Bien es verdad, sin embargo, que parece que tampoco entra en los hábitos de nuestros soberanos otro procedimiento. Cosas de las dinastías liberales, amancebadas con la dignidad humana.

Y nada; el espectáculo se redujo á esto. Con esto nos contentamos. Todos saludábamos á los augustos elegidos de la voluntad nacional, y el rey daba la mano á quien le parecia, sin prévia designacion del maestro de ceremonias, y despues saliamos y nos comunicábamos nuestras impresiones, con más ó ménos calor, con mayor ó menor exageracion crítica, y laus deo.

Si alguno al saludar llevaba algun pensamiento oculto, no se permitia dejarlo traslucir. Si habia algun general, por ejemplo, que saludaba en Amadeo I al rey viril y esforzado que debe hacer una verdad fecunda de su suprema jefatura en el ejército; si habia un magistrado que saludaba en la nueva monarquía los fueros de la justicia nunca más hollados por intereses é influencia de favoritismo; si habia un noble que se inclinaba con la persuasion de que en lo sucesivo podia llevar su esposa y sus hijas á recibir allí ejemplos de verdadera y honrada distincion; si habia un hombre político que se felicitaba in pectore de contemplar aquel trono sinceramente colocado por encima de los partidos, y sinceramente dispuesto á dejar la fecunda conquista del poder al civismo, á la opinion, al talento; si habia, repetimos, estos ó semejantes fueros internos, en nada alteraron, sin embargo, la sencillez espontánea del cuadro.

Así empezó, pues, así tuvo efecto, y así concluyó la recepcion, sin

más detalles internos y sin otras novedades exteriores que una gran muchedumbre en las inmediaciones del alcázar, y un sol y un cielo. propiamente españoles, es decir, de dias de fiesta; como si el firmamento hubiese querido acompañar con su pureza, y el astro de la vida con su calor, el calor puro del afecto patriótico que, perdónesenos esta única inmodestia, respirábamos allí los salutantes individualistas de una monarquía que tiene en su origen por cómplices á la inmensa mayoría de los españoles.

UN TIPO.

(12 de Abril.)

COMUNICADO.

Señores redactores de EL DEBATE.

Muy señores mios: Aquel filósɔfo antiguo que para definir al honbre se limitó á llamarle «bípedo sin plumas,» no se hubiera expuesto á que el más chusco de sus discípulos le llevase al dia siguiente bajo la capa un pollo desplumado y echase por tierra, al exhibirlo, la pretenciosa definicion de su desden misantrópico, si se hubiese limitado á decir que el hombre es un sér ingrato. ¿Cómo no se han fijado definitivamente los naturalistas, los fisiólogos y los psicólogos en esta irreemplazable calificacion de la prole de Adan? El hombre es el sér ingrato por escelencia, ingrato por antonomosia, ingrato, ante todo y sobre todo, por la razon sencilla de que la ingratitud es una gran cosa para buscarse la vida.

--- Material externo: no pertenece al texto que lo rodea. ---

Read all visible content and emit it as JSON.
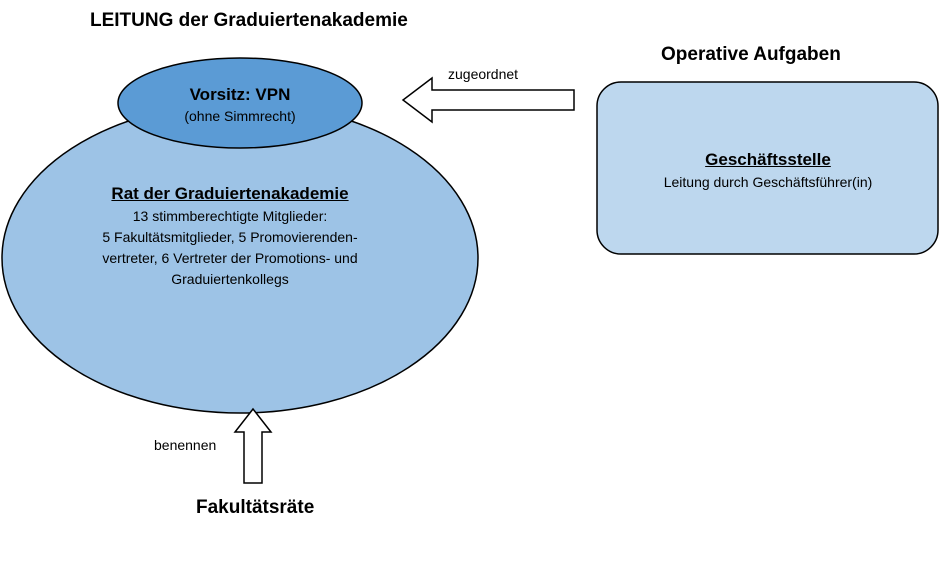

Yo tuve un tio, señores redactores, veterano de la última guerra civil de los siete años, que me contaba que en cierta desastrosa huida del regimiento de caballería en que fué teniente, cayó con su herido caballo en un barranco con tal desgracia, que, gravitando el peso del despeñado bruto sobre una de sus piernas, no le era posible desasirse ni levantarse. En tal apuro acertó á pasar por allí otro fugitivo de su mismo escuadron, simple soldado raso, pero tan generoso y tan noble que, al ver á su oficial expuesto á servir en breve de alfombra á las herraduras facciosas, se detuvo, desmontó, desatascó al corcel y al caballero, invitó á este á montar en la grupa del suy), y partió al escape.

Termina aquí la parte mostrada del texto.